2012 Bison Books paperback edition

Tuesday, May 11, 2010

Old Pieces of Paper

Just after 9/11 I was sitting on a dusty ladder deep in the stacks of the National Archives in Washington. Sirens wailed outside, non-stop. Anthrax dust was floating everywhere, it seemed. I had just started the research for Native American Son.

Surrounded by boxes of documents filling shelves from floor to ceiling, I had a chilling thought. If the terrorists had slammed a plane into this building, they would have wiped out the primary sources of our recorded history.

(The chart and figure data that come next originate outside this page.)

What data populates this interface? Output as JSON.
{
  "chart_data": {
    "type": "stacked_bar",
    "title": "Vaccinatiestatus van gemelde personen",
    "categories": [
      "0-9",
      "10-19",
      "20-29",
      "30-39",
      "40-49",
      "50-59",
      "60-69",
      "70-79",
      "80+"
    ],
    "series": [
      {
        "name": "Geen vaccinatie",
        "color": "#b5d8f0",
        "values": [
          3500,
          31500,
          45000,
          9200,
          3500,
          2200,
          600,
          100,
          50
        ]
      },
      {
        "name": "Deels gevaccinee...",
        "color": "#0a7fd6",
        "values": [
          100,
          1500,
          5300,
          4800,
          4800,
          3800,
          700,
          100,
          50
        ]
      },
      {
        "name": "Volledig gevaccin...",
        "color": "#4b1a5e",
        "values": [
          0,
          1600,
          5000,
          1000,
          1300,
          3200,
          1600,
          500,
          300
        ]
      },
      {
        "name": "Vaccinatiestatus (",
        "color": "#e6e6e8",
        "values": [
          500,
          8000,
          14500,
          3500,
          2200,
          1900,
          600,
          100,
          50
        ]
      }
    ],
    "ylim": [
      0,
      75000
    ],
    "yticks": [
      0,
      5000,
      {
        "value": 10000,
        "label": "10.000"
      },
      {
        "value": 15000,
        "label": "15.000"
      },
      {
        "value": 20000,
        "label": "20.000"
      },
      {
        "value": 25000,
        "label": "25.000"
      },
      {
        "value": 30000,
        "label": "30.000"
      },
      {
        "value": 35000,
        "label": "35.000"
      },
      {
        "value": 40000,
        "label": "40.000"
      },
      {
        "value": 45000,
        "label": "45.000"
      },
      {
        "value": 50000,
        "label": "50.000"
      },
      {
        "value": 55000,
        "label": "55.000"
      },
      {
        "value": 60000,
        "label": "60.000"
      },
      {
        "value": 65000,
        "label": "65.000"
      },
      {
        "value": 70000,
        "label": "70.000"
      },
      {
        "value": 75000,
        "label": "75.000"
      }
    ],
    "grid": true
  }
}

Destroyed the records of millions of the already dead.

Like this one: the U.S. Army Enlistments of 1837. The name Hiram G. Thorp (Jim added the "e" later) is fourth from the bottom, indicated by the arrow in the left margin. He was Jim's paternal grandfather, white, born in Connecticut of English descent going back to the founding of New Haven. He enlisted in the Eighth Infantry, Company A at the age of 24. He had blue eyes, brown hair, fair skin, and was five feet, eight inches tall.

We only know all that information about his physical person because of this old piece of  paper preserved on microfilm. For me, starting work on this biography way back in those dark scary days, to find such concrete, evocative details from the past was oddly reassuring. Hiram's record had survived, so far. Maybe mine would too.